Hermann Göring: a fighter pilot in World War I, Göring joined the Nazis in the 1920s after hearing Hitler speak. By 1933, he was at the center of the NSDAP and assumed a range of offices and responsibilities. He is best known for his roles as Commander of the Luftwaffe (air force) and Director of the Four Year Plan to rebuild Germany’s economy so that it could wage war. As the Third Reich progressed, Göring became obsessed with honors, titles and uniforms, as well as becoming progressively more dependent on drugs. He was a particular focus of wartime humor in Germany, after boasting that the Allies would never be able to bomb Berlin.

The senior defendant at the first Nuremberg Trial, Göring had regained much of his earlier abilities due to the enforced weaning off drugs during his imprisonment. He made chief US lawyer Robert H. Jackson seem ineffectual when questioning him, and had to be brought under control by British counsel Sir David Maxwell-Fyfe. The tribunal sentenced him to death but he committed suicide by poison hours before the sentence was carried out.

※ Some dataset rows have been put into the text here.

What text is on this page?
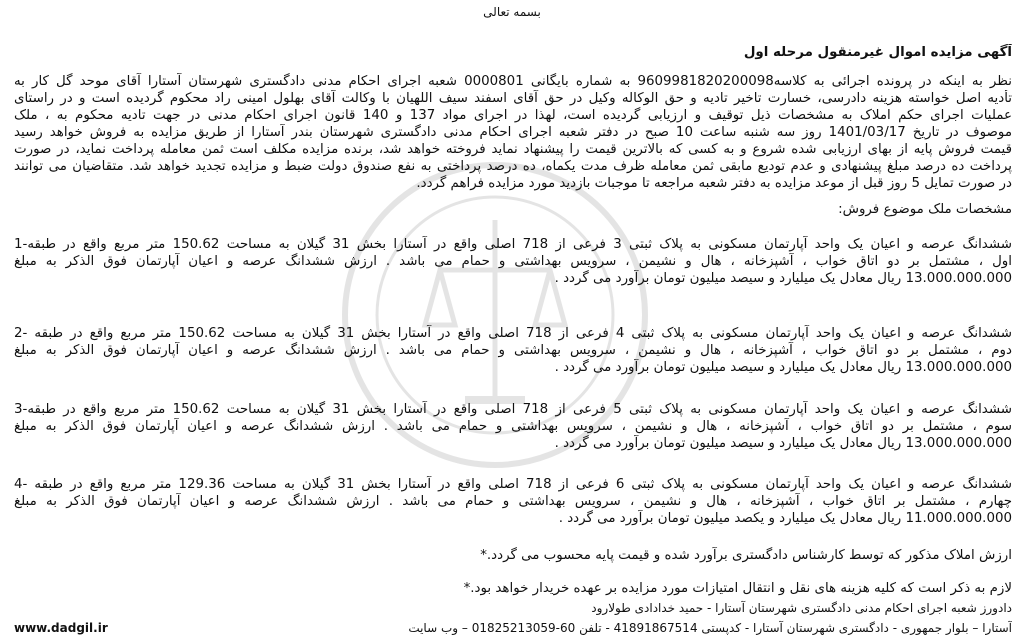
بسمه تعالی
آگهی مزایده اموال غیرمنقول مرحله اول
نظر به اینکه در پرونده اجرائی به کلاسه9609981820200098 به شماره بایگانی 0000801 شعبه اجرای احکام مدنی دادگستری شهرستان آستارا آقای موحد گل کار به
تأدیه اصل خواسته هزینه دادرسی، خسارت تاخیر تادیه و حق الوکاله وکیل در حق آقای اسفند سیف اللهیان با وکالت آقای بهلول امینی راد محکوم گردیده است و در راستای
عملیات اجرای حکم املاک به مشخصات ذیل توقیف و ارزیابی گردیده است، لهذا در اجرای مواد 137 و 140 قانون اجرای احکام مدنی در جهت تادیه محکوم به ، ملک
موصوف در تاریخ 1401/03/17 روز سه شنبه ساعت 10 صبح در دفتر شعبه اجرای احکام مدنی دادگستری شهرستان بندر آستارا از طریق مزایده به فروش خواهد رسید
قیمت فروش پایه از بهای ارزیابی شده شروع و به کسی که بالاترین قیمت را پیشنهاد نماید فروخته خواهد شد، برنده مزایده مکلف است ثمن معامله پرداخت نماید، در صورت
پرداخت ده درصد مبلغ پیشنهادی و عدم تودیع مابقی ثمن معامله ظرف مدت یکماه، ده درصد پرداختی به نفع صندوق دولت ضبط و مزایده تجدید خواهد شد. متقاضیان می توانند
در صورت تمایل 5 روز قبل از موعد مزایده به دفتر شعبه مراجعه تا موجبات بازدید مورد مزایده فراهم گردد.
مشخصات ملک موضوع فروش:
ششدانگ عرصه و اعیان یک واحد آپارتمان مسکونی به پلاک ثبتی 3 فرعی از 718 اصلی واقع در آستارا بخش 31 گیلان به مساحت 150.62 متر مربع واقع در طبقه-1
اول ، مشتمل بر دو اتاق خواب ، آشپزخانه ، هال و نشیمن ، سرویس بهداشتی و حمام می باشد . ارزش ششدانگ عرصه و اعیان آپارتمان فوق الذکر به مبلغ
13.000.000.000 ریال معادل یک میلیارد و سیصد میلیون تومان برآورد می گردد .
ششدانگ عرصه و اعیان یک واحد آپارتمان مسکونی به پلاک ثبتی 4 فرعی از 718 اصلی واقع در آستارا بخش 31 گیلان به مساحت 150.62 متر مربع واقع در طبقه -2
دوم ، مشتمل بر دو اتاق خواب ، آشپزخانه ، هال و نشیمن ، سرویس بهداشتی و حمام می باشد . ارزش ششدانگ عرصه و اعیان آپارتمان فوق الذکر به مبلغ
13.000.000.000 ریال معادل یک میلیارد و سیصد میلیون تومان برآورد می گردد .
ششدانگ عرصه و اعیان یک واحد آپارتمان مسکونی به پلاک ثبتی 5 فرعی از 718 اصلی واقع در آستارا بخش 31 گیلان به مساحت 150.62 متر مربع واقع در طبقه-3
سوم ، مشتمل بر دو اتاق خواب ، آشپزخانه ، هال و نشیمن ، سرویس بهداشتی و حمام می باشد . ارزش ششدانگ عرصه و اعیان آپارتمان فوق الذکر به مبلغ
13.000.000.000 ریال معادل یک میلیارد و سیصد میلیون تومان برآورد می گردد .
ششدانگ عرصه و اعیان یک واحد آپارتمان مسکونی به پلاک ثبتی 6 فرعی از 718 اصلی واقع در آستارا بخش 31 گیلان به مساحت 129.36 متر مربع واقع در طبقه -4
چهارم ، مشتمل بر اتاق خواب ، آشپزخانه ، هال و نشیمن ، سرویس بهداشتی و حمام می باشد . ارزش ششدانگ عرصه و اعیان آپارتمان فوق الذکر به مبلغ
11.000.000.000 ریال معادل یک میلیارد و یکصد میلیون تومان برآورد می گردد .
ارزش املاک مذکور که توسط کارشناس دادگستری برآورد شده و قیمت پایه محسوب می گردد.*
لازم به ذکر است که کلیه هزینه های نقل و انتقال امتیازات مورد مزایده بر عهده خریدار خواهد بود.*
دادورز شعبه اجرای احکام مدنی دادگستری شهرستان آستارا - حمید خدادادی طولارود
آستارا – بلوار جمهوری - دادگستری شهرستان آستارا - کدپستی 41891867514 - تلفن 60-01825213059 – وب سایت
www.dadgil.ir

Reinhard Heydrich: born in 1904, Heydrich joined the SS in 1931, quickly becoming head of the SD (Sicherheitsdienst), responsible for internal party security. Through the 1930s, Heydrich gained more and more responsibility for police matters, becoming chief of the Gestapo (Geheime Staatspolizei: secret police) in 1934. In 1936 he added responsibility for the Security Police to his portfolio and in 1939 became head of the Reich Security Main Office, responsible for all police functions in Nazi Germany. In the summer of 1941, Heydrich was given responsibility for the “Final Solution of the Jewish Question” and convened the Wannsee Conference in January 1942. Appointed to run the Reich Protectorate of Bohemia and Moravia in September 1941, he brutally suppressed Czech resistance while supervising the deportation of Jews from the Czech lands. His pacification policy and disregard for personal security led to his assassination by British-sponsored Czech agents attacked him in central Prague in May 1942: he died of infected wounds from the attack on 4 June, 1942.